At the same time, nonparty political groups such as corporations, unions, advocacy organizations and so-called 527 groups face fewer restrictions than ever and are poised to pour millions into the 2010 elections. One new GOP-friendly 527 group, American Crossroads, has already convinced donors to commit some $30 million and aims to raise $60 million for Republican candidates, National Journal recently reported.
On top of the Supreme Court's January ruling in Citizens United, which ended the ban on direct corporate and union political spending, a lower court last month upheld a challenge to existing limits on contributions to activist groups making independent political expenditures. (That ruling was handed down on March 26, the same day as RNC v. FEC.)
In SpeechNow.org v. FEC, a D.C. Circuit Court unanimously upheld a free speech group's challenge to the contribution limit for political action committees that spend independently from candidates or parties. However, the court rejected the group's argument that it should also be allowed to skirt PAC registration and disclosure rules.
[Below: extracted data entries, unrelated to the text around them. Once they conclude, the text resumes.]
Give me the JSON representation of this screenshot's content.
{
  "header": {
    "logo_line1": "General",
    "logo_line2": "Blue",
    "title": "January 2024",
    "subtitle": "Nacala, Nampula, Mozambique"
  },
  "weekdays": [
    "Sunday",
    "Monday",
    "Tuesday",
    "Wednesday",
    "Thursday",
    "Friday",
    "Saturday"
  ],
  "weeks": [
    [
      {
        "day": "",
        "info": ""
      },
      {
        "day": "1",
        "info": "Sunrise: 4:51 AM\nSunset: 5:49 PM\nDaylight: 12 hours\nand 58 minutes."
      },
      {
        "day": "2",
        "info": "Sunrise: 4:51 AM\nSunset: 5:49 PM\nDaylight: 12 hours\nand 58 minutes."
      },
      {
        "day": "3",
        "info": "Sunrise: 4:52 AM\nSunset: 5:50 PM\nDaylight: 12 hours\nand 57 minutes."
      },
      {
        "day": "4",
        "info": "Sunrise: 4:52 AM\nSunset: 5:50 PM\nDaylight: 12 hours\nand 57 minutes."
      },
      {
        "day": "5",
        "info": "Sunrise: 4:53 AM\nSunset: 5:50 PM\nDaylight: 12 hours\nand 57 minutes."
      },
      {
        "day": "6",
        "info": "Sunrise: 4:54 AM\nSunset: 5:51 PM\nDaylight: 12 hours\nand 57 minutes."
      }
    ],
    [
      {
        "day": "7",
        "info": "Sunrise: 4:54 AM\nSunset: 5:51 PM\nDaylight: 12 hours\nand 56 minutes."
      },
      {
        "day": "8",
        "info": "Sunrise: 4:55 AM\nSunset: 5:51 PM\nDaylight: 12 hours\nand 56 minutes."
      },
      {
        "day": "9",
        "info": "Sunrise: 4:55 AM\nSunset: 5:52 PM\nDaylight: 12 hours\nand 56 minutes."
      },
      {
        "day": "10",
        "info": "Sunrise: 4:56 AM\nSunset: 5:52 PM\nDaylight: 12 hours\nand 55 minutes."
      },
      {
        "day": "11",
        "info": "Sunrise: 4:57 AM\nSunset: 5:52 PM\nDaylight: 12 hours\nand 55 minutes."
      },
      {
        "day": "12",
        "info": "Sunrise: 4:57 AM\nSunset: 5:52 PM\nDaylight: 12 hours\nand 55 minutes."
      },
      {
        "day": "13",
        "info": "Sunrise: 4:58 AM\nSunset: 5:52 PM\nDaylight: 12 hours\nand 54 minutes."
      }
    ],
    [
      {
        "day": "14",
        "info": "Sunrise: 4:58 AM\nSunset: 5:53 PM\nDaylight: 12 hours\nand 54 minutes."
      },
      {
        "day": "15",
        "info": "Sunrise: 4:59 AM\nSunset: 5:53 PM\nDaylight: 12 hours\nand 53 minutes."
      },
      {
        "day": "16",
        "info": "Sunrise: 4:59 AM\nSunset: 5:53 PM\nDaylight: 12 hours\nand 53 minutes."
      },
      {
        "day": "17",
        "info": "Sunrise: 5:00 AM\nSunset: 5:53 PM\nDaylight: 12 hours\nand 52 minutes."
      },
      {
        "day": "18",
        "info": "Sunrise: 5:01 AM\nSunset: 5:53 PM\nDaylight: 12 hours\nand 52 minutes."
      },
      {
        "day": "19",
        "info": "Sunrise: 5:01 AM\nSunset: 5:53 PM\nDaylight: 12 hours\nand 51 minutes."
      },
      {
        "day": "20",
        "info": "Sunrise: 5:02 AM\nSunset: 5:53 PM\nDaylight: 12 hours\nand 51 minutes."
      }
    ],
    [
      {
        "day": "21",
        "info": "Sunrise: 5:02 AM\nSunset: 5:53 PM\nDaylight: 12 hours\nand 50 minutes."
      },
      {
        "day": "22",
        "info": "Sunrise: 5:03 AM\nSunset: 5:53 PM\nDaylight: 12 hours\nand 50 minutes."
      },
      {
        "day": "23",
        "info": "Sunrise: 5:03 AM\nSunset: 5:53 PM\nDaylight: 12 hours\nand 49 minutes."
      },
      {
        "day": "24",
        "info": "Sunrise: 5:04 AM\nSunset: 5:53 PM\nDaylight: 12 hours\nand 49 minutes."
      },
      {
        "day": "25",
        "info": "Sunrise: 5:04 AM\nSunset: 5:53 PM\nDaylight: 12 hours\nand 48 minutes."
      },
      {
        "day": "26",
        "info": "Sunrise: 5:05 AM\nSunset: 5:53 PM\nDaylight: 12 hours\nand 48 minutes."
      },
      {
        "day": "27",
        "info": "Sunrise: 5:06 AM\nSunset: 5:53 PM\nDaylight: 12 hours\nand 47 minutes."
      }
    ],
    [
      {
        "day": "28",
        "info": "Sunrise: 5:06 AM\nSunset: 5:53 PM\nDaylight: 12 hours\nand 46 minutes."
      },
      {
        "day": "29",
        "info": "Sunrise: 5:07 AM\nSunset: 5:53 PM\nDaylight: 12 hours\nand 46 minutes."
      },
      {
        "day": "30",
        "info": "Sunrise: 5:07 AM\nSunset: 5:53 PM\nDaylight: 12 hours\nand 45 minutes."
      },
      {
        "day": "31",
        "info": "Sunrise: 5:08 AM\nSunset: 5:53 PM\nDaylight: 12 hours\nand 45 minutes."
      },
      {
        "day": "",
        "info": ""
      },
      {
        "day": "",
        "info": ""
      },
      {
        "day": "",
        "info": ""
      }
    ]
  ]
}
"It's a blockbuster ruling," said Paul M. Sherman, a staff attorney at the Institute for Justice who helped argue the case on behalf of SpeechNow.org. "We're going to see a very vocal 2010 election season. Any group, no matter what issue they care about, can copy SpeechNow's model and speak as loudly as they are able to."
All this ups the ante for the national political parties -- and not just the RNC. Some experts and even judges maintain that recent rulings freeing up outside groups could now stack the deck against political parties. It's an argument that party officials themselves may begin to embrace, particularly if nonparty organizations spend aggressively in the coming midterm.
Some Democrats, in fact, are already pressing to relax the soft money rules, just like the RNC. Officially, the Democratic National Committee opposes the RNC's bid to overturn the soft money ban. Indeed, DNC officials have intervened in RNC v. FEC to defend the ban. But a Democratic Party organization, the National Democratic Redistricting Trust, has asked the FEC for permission to allow members of Congress to help it raise soft money for redistricting activities.
Reform advocates have asked the FEC to reject that request, arguing that redistricting is clearly connected to elections, and therefore subject to the soft money ban. Ironically, the DNC makes that exact argument in its RNC v. FEC litigation, the reformers argue.
"That's contradictory, to say the least," said Paul S. Ryan, associate legal counsel for the Campaign Legal Center, which filed the comments along with Democracy 21. Ryan added that the National Democratic Redistricting Trust's request "is evidence that parties are looking to get soft money back in the system."
RNC officials will waste no time appealing the lower court's rejection of its soft money challenge to the Supreme Court. A confidential RNC PowerPoint presentation disclosed by Politico last month featured a final slide spotlighting the strategic importance of the RNC v. FEC case, and stating: "Immediate appeal to U.S. Supreme Court."
Some legal experts argue that, even before this high court, the RNC will be hard-pressed to challenge the constitutionality of McCain-Feingold law, officially known as the Bipartisan Campaign Reform Act. The McConnell v. FEC record topped 100,000 pages, including exhaustive testimonials from lawmakers on the corrupting influence of soft money, noted Monica Youn, a counsel at the Brennan Center for Justice at New York University's School of Law.
"This is a challenge to the second half of BCRA, and the record on this half is really very solid," said Youn. "It's a record that took months of hearings and hundreds of thousands of pages to compile. And for this court to disregard that would really be, I think, shocking."
Of course, this year's Citizens United ruling also shocked many election lawyers, at the Brennan Center and elsewhere. As RNC v. FEC moves one step closer to the high court, political players of all stripes are waiting for the other shoe to drop. Noted Youn: "The political world is watching this case very closely."